Однажды ночью я паникую, потому что не нахожу капсул москонтина и нам надо ехать на «Скорой» в больницу, чтобы тебе выдали новые. Паника. Аритмия. Невероятная самоотверженность работников «Скорой».
Ты снова говоришь еще кому-то на улице, что скоро умрешь, и на сей раз этот человек спрашивает тебя, может ли он осуществить хоть одну твою мечту. Ты улыбаешься ему и ничего не отвечаешь.
Перед туристическим бюро ты хочешь отдать даром большой «БМВ», но люди смеются, думают, что это передача типа «Скрытой камеры». Ты клянешься, что это не так, что ты даришь его, потому что он тебе больше не нужен, потому что ты уходишь, и один прохожий спрашивает тебя, далеко ли ты уйдешь без машины; ты отвечаешь, что у тебя рак, что ты не заберешь ее с собой, и тогда прохожий интересуется, какой у нее пробег, мощность, преимущества, сколько она потребляет бензина, сколько ты за нее хочешь, а ты повторяешь, я вам ее дарю, и он обзывает тебя жуликом и вором. Говорит, что мир сошел с ума, если уже буржуа мошенничают.
Целый час мы ищем телефон некого Фредерика Жанмара – которого я не знаю, это один из твоих друзей детства. Ты звонишь ему. Он не сразу тебя узнает. Вы вспоминаете школьный двор. Буфет. Соседку. Потом ты просишь у него прощения. Я никогда не узнаю, за что. И я вижу на твоем лице умиротворение, несмотря на вновь проснувшуюся боль, брызги крови, крошечные конфетти.

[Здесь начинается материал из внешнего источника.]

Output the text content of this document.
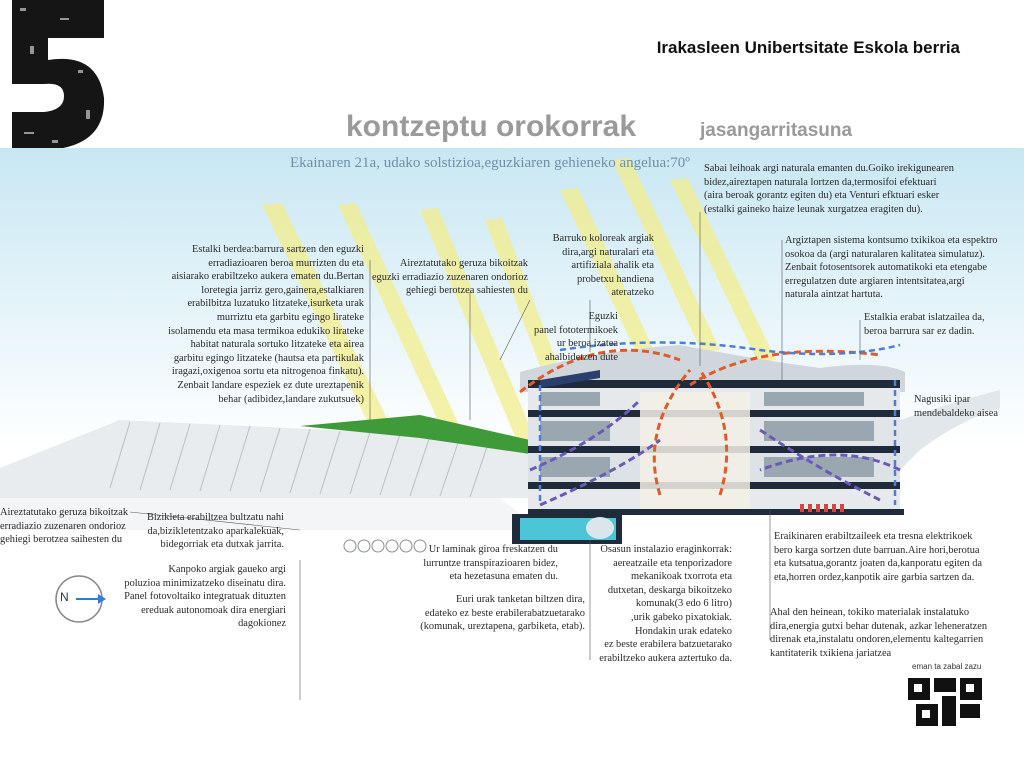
Irakasleen Unibertsitate Eskola berria
kontzeptu orokorrak	jasangarritasuna
Ekainaren 21a, udako solstizioa,eguzkiaren gehieneko angelua:70º Sabai leihoak argi naturala emanten du.Goiko irekigunearen
bidez,aireztapen naturala lortzen da,termosifoi efektuari
(aira beroak gorantz egiten du) eta Venturi efktuari esker
(estalki gaineko haize leunak xurgatzea eragiten du).
Estalki berdea:barrura sartzen den eguzki
erradiazioaren beroa murrizten du eta
aisiarako erabiltzeko aukera ematen du.Bertan
loretegia jarriz gero,gainera,estalkiaren
erabilbitza luzatuko litzateke,isurketa urak
murriztu eta garbitu egingo lirateke
isolamendu eta masa termikoa edukiko lirateke
habitat naturala sortuko litzateke eta airea
garbitu egingo litzateke (hautsa eta partikulak
iragazi,oxigenoa sortu eta nitrogenoa finkatu).
Zenbait landare espeziek ez dute ureztapenik
behar (adibidez,landare zukutsuek)
Aireztatutako geruza bikoitzak
eguzki erradiazio zuzenaren ondorioz
gehiegi berotzea sahiesten du
Barruko koloreak argiak
dira,argi naturalari eta
artifiziala ahalik eta
probetxu handiena
ateratzeko
Eguzki
panel fototermikoek
ur beroa izatea
ahalbidetzen dute
Argiztapen sistema kontsumo txikikoa eta espektro
osokoa da (argi naturalaren kalitatea simulatuz).
Zenbait fotosentsorek automatikoki eta etengabe
erregulatzen dute argiaren intentsitatea,argi
naturala aintzat hartuta.
Estalkia erabat islatzailea da,
beroa barrura sar ez dadin.
Nagusiki ipar
mendebaldeko aisea
Aireztatutako geruza bikoitzak
erradiazio zuzenaren ondorioz
gehiegi berotzea saihesten du
Bizikleta erabiltzea bultzatu nahi
da,bizikletentzako aparkalekuak,
bidegorriak eta dutxak jarrita.
Kanpoko argiak gaueko argi
poluzioa minimizatzeko diseinatu dira.
Panel fotovoltaiko integratuak dituzten
ereduak autonomoak dira energiari
dagokionez
Ur laminak giroa freskatzen du
lurruntze transpirazioaren bidez,
eta hezetasuna ematen du.
Euri urak tanketan biltzen dira,
edateko ez beste erabilerabatzuetarako
(komunak, ureztapena, garbiketa, etab).
Osasun instalazio eraginkorrak:
aereatzaile eta tenporizadore
mekanikoak txorrota eta
dutxetan, deskarga bikoitzeko
komunak(3 edo 6 litro)
,urik gabeko pixatokiak.
Hondakin urak edateko
ez beste erabilera batzuetarako
erabiltzeko aukera aztertuko da.
Eraikinaren erabiltzaileek eta tresna elektrikoek
bero karga sortzen dute barruan.Aire hori,berotua
eta kutsatua,gorantz joaten da,kanporatu egiten da
eta,horren ordez,kanpotik aire garbia sartzen da.
Ahal den heinean, tokiko materialak instalatuko
dira,energia gutxi behar dutenak, azkar leheneratzen
direnak eta,instalatu ondoren,elementu kaltegarrien
kantitaterik txikiena jariatzea
N
eman ta zabal zazu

Мы говорим друг другу вещи, которых никогда не осмеливались сказать. Что ты хотел бы заняться любовью с черной женщиной, длинной, пряной. Что ты обожаешь Каролину, потому что в тебе есть темные стороны, которые она принимает. Которые озаряет. Я – что возненавидела тебя в день, когда ты меня – я не нахожу слов, – в день моих первых слез с тобой, и ты сердишься. Я говорю тебе, что у нас нет больше времени сердиться. Говорю, что довольно редко с тобой кончала. Но любила удовольствие, которое ты получал со мной.
Что я любила твою жажду.
Ты спотыкаешься на деревянном мостике, который ведет в Романтический сад в замке Сен-Мартен, и у меня нет сил тебя поднять. Мне прибегают на помощь. Несут тебя, как короля, до нашей комнаты. Врач еще увеличивает дозу опиатов, и твои глаза, кажется мне, гаснут, как угли в камине утром, когда жар уступает место холоду.

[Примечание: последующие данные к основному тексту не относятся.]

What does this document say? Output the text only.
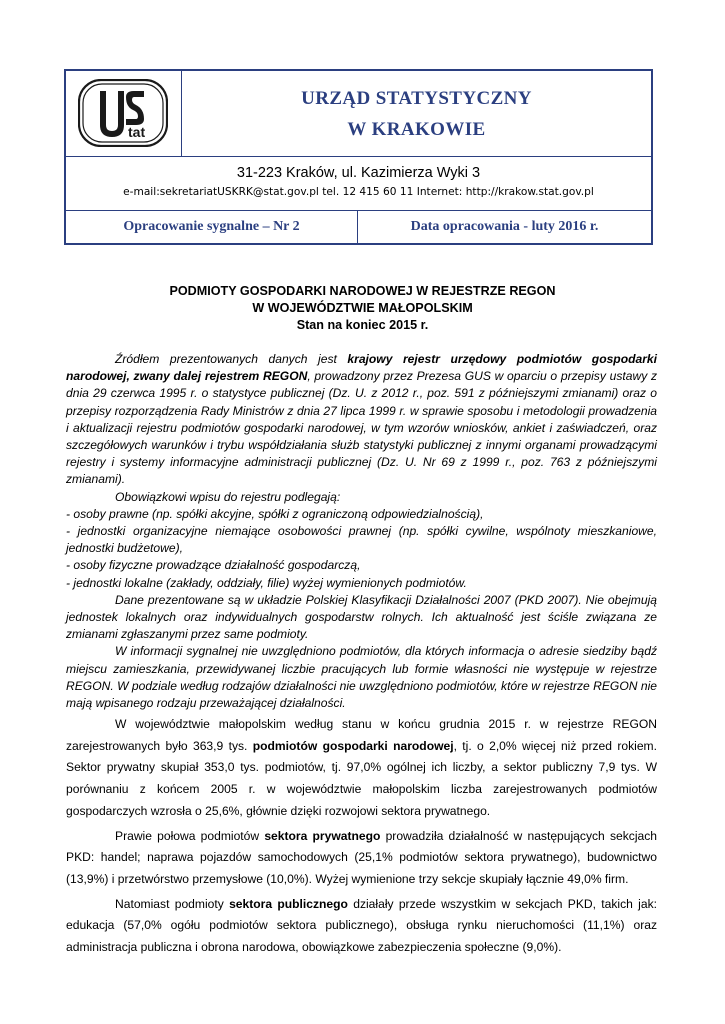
tat
URZĄD STATYSTYCZNY
W KRAKOWIE
31-223 Kraków, ul. Kazimierza Wyki 3
e-mail:sekretariatUSKRK@stat.gov.pl tel. 12 415 60 11 Internet: http://krakow.stat.gov.pl
Opracowanie sygnalne – Nr 2	Data opracowania - luty 2016 r.
PODMIOTY GOSPODARKI NARODOWEJ W REJESTRZE REGON
W WOJEWÓDZTWIE MAŁOPOLSKIM
Stan na koniec 2015 r.

Źródłem prezentowanych danych jest krajowy rejestr urzędowy podmiotów gospodarki narodowej, zwany dalej rejestrem REGON, prowadzony przez Prezesa GUS w oparciu o przepisy ustawy z dnia 29 czerwca 1995 r. o statystyce publicznej (Dz. U. z 2012 r., poz. 591 z późniejszymi zmianami) oraz o przepisy rozporządzenia Rady Ministrów z dnia 27 lipca 1999 r. w sprawie sposobu i metodologii prowadzenia i aktualizacji rejestru podmiotów gospodarki narodowej, w tym wzorów wniosków, ankiet i zaświadczeń, oraz szczegółowych warunków i trybu współdziałania służb statystyki publicznej z innymi organami prowadzącymi rejestry i systemy informacyjne administracji publicznej (Dz. U. Nr 69 z 1999 r., poz. 763 z późniejszymi zmianami).

Obowiązkowi wpisu do rejestru podlegają:

- osoby prawne (np. spółki akcyjne, spółki z ograniczoną odpowiedzialnością),

- jednostki organizacyjne niemające osobowości prawnej (np. spółki cywilne, wspólnoty mieszkaniowe, jednostki budżetowe),

- osoby fizyczne prowadzące działalność gospodarczą,

- jednostki lokalne (zakłady, oddziały, filie) wyżej wymienionych podmiotów.

Dane prezentowane są w układzie Polskiej Klasyfikacji Działalności 2007 (PKD 2007). Nie obejmują jednostek lokalnych oraz indywidualnych gospodarstw rolnych. Ich aktualność jest ściśle związana ze zmianami zgłaszanymi przez same podmioty.

W informacji sygnalnej nie uwzględniono podmiotów, dla których informacja o adresie siedziby bądź miejscu zamieszkania, przewidywanej liczbie pracujących lub formie własności nie występuje w rejestrze REGON. W podziale według rodzajów działalności nie uwzględniono podmiotów, które w rejestrze REGON nie mają wpisanego rodzaju przeważającej działalności.

W województwie małopolskim według stanu w końcu grudnia 2015 r. w rejestrze REGON zarejestrowanych było 363,9 tys. podmiotów gospodarki narodowej, tj. o 2,0% więcej niż przed rokiem. Sektor prywatny skupiał 353,0 tys. podmiotów, tj. 97,0% ogólnej ich liczby, a sektor publiczny 7,9 tys. W porównaniu z końcem 2005 r. w województwie małopolskim liczba zarejestrowanych podmiotów gospodarczych wzrosła o 25,6%, głównie dzięki rozwojowi sektora prywatnego.

Prawie połowa podmiotów sektora prywatnego prowadziła działalność w następujących sekcjach PKD: handel; naprawa pojazdów samochodowych (25,1% podmiotów sektora prywatnego), budownictwo (13,9%) i przetwórstwo przemysłowe (10,0%). Wyżej wymienione trzy sekcje skupiały łącznie 49,0% firm.

Natomiast podmioty sektora publicznego działały przede wszystkim w sekcjach PKD, takich jak: edukacja (57,0% ogółu podmiotów sektora publicznego), obsługa rynku nieruchomości (11,1%) oraz administracja publiczna i obrona narodowa, obowiązkowe zabezpieczenia społeczne (9,0%).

Нам удается связаться со сценаристкой Александрой Клер, чтобы она рассказала тебе следующий сезон сериала «Шестеренки», который ты так любишь; она соглашается, при условии, разумеется, что мы не откроем этого никому, даже там, куда я уйду? – спрашиваешь ты, и Александра Клер в трубке смеется тепло и дружески.

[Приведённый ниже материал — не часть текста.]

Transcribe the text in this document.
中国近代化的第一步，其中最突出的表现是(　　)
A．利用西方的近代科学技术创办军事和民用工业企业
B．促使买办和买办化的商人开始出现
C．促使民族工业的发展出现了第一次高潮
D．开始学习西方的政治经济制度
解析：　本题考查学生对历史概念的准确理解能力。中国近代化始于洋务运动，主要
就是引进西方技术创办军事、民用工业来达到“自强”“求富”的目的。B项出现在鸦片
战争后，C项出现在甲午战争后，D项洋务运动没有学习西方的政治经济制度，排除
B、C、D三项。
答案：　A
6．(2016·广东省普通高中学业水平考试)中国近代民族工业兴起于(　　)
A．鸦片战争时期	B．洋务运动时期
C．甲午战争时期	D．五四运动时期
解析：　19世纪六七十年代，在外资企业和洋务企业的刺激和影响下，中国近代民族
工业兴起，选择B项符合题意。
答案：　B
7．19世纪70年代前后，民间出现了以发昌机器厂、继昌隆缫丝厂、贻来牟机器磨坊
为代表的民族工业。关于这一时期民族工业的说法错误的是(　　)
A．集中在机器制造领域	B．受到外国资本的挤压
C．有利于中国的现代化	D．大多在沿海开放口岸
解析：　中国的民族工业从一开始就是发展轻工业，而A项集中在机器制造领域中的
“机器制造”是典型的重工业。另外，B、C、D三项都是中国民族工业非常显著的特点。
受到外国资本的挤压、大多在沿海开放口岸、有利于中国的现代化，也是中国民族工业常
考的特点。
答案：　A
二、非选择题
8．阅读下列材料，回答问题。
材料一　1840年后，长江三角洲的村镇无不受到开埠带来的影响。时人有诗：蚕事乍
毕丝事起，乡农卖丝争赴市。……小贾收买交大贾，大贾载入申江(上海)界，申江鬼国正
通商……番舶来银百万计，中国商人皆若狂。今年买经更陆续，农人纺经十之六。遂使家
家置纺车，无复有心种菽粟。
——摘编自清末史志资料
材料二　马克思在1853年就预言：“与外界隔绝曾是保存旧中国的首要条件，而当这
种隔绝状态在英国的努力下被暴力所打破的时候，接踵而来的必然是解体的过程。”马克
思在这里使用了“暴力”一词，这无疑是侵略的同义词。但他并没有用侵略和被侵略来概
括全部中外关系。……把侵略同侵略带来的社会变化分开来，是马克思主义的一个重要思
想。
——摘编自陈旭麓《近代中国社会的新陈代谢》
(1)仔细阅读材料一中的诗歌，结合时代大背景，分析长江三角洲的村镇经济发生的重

Однажды после обеда – накануне того дня, когда все приедут, – мы лежим рядом на большой кровати леди Чаттерлей с балдахином. Пружины скрипят. Окно приоткрыто. Шелестят занавески. Ты дышишь шумно. Угрожающе. Мы долго лежим неподвижно. Молча. Из суеверия. Потом, ближе к вечеру, когда небо алеет, наши пальцы ищут друг друга. Соприкасаются. Потом наши ладони. Локти. Мои губы прижимаются к твоему плечу. Пробегаются по торсу. Утраченное тепло. Соль. Они ощущают железистый вкус твоей крови. Находят гнутую решетку твоих ребер. Твои пальцы вновь познают мои тяжелые груди. Мою прохладную, трепещущую кожу. Мою спину. Поясницу. Есть что-то очень нежное в каждом нашем жесте и изнуренное в нашем голоде. Позже, хоть я никогда этого не любила, просто потому, что любишь ты, я беру у тебя в рот, твой член едва набухает, слишком изможденный. Ты издаешь один лишь вздох, долгий, как печаль струнных в квартете Дворжака. Позже моя голова пристраивается на твоей шее. Входит в этот паз в последний раз.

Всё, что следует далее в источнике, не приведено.